На другой день госпожа Фризель приняла у себя горбунью. Директриса удивилась глубине огромных глаз уродки. Соболиные брови карлицы подчеркивали живость прекрасных глаз. Если бы не горбы, и не преждевременные сединки в черных прядях, и не землистый цвет лица!

Горбунья была одета по самой последней моде, и духи её были тончайшими, изысканными. Украшений было немного, но брильянтовые серьги, и изумительной работы колье, придавали ей особенный шарм. По всему было видно, что это птица высокого полета. Да недаром же жила она в полицмейстерском доме!

Фелиция Вениаминовна спросила:

— Как же лучше познакомить вас с Верочкой? Как представить? Сказать ли ей, что вы практикуете, как лекарь, или же не говорить это? Кто знает, как девочка отреагирует? Она сейчас так напряжена.

Монтевистка была немногословна:

— Просто отведите меня к ней, остальное — моя забота.

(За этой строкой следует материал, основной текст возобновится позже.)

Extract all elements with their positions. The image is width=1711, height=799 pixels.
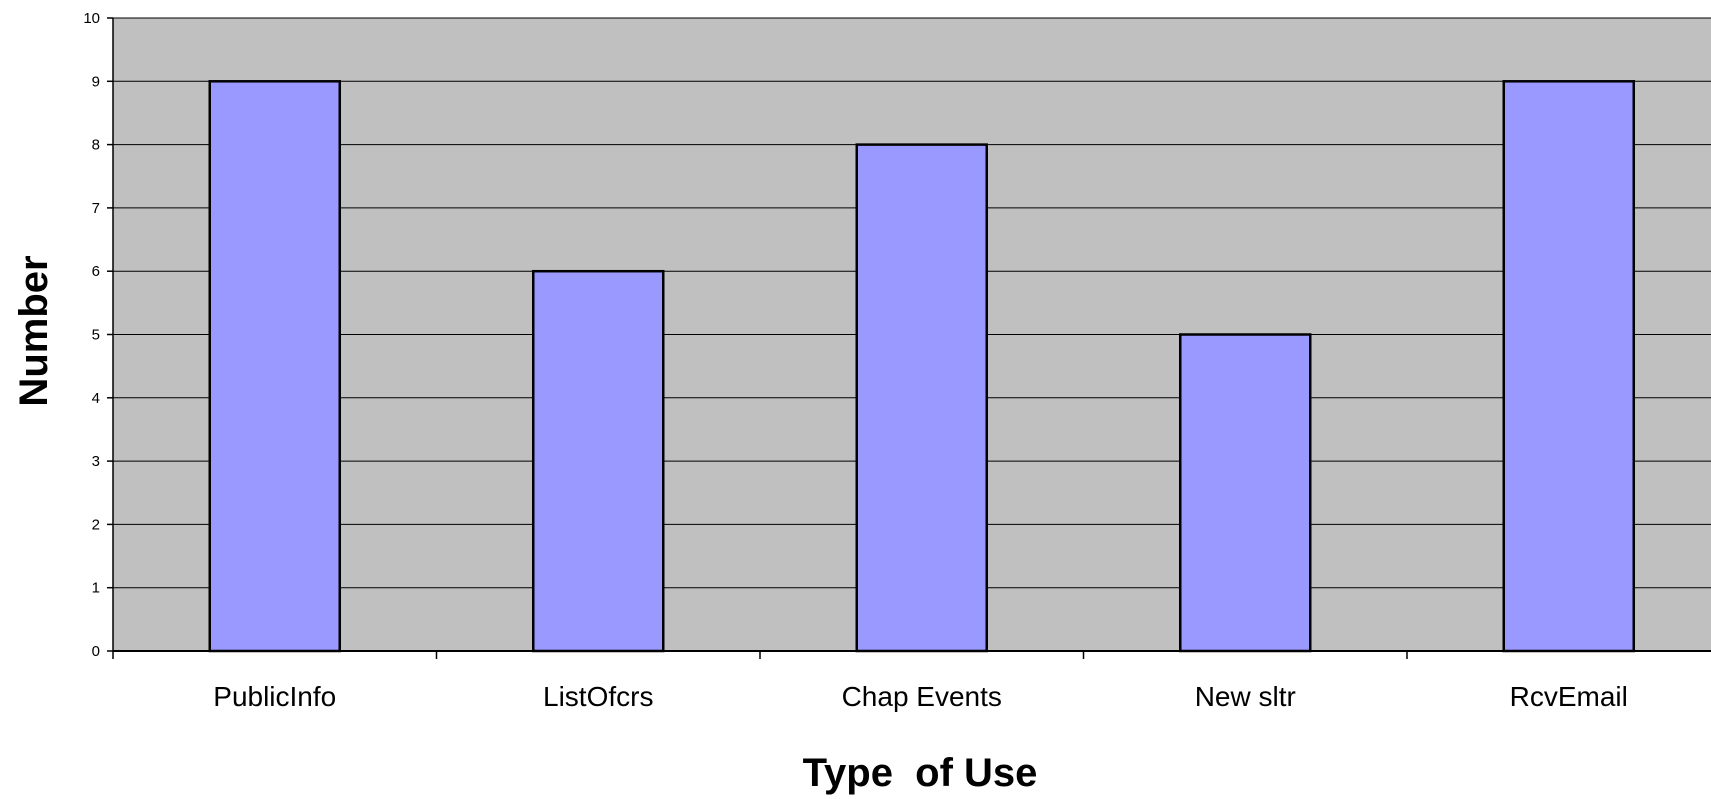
bar: [208, 80, 341, 653]
x-tick-labels: PublicInfo ListOfcrs Chap Events New sltr Rc…: [213, 681, 1628, 712]
y-tick-labels: 0 1 2 3 4 5 6 7 8 9 10: [83, 10, 100, 660]
x-tick-label: Chap Events: [842, 681, 1002, 712]
x-tick-label: RcvEmail: [1510, 681, 1628, 712]
y-axis-title: Number: [12, 255, 56, 406]
y-tick-label: 7: [92, 200, 100, 217]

Верочка в это время в сидела своей комнатушке на венском стуле возле окна, и читала. Книга называлась длинно и многозначительно: "Как жить в Москве. Карманная книжка для приезжающих в Москву, стариков, старушек, невест и женихов, молодых и устарелых девушек, щеголей, вертопрахов, волокит, игроков и прочая, или иносказательные для них наставления и советы".

Книжка эта отыскалась в гимназической библиотеке. Она была старая, зачитанная Верочка взяла её потому, что теперь ей было так одиноко! Недавно она отправила письмо своей тетушке в Москву. Эту тетку она никогда не видела.

Но нельзя же ей быть на свете одной! Она написала и об аресте гувернантки своей, и кратко, в самых общих чертах, о случае в гостинице. Она просила всего-то совета. Но воображение уже рисовало ей, как тетушка, двоюродная сестра отца, забирает её в Москву. Что будет потом, было скрыто туманом. Но за этим туманом всё же брезжило что-то доброе, приятное.

В дверь постучали, вошла директриса с горбуньей и сказала Верочке:

— Эта дама хочет поговорить с вами, пожалуйста, предложите ей стул!

Директриса ушла, а Верочка застыла в изумлении.

Горбунья сама взяла стул, и стала глядеть, не мигая, на Верочку. Она как бы впитывала в себя всю неопытность и смятенность этого юного существа. "Она прекрасна" — думала Полина, — такой бы могла быть я, если бы не несчастье. Но вот её крылышки опалила беда. И теперь мне предстоит заморочить ей голову, чтобы её обидчики ушли от расплаты. Чтобы она навсегда забыла о них. Навсегда? Пожалуй, только на время. Я не всесильна. Туман рассеется и… "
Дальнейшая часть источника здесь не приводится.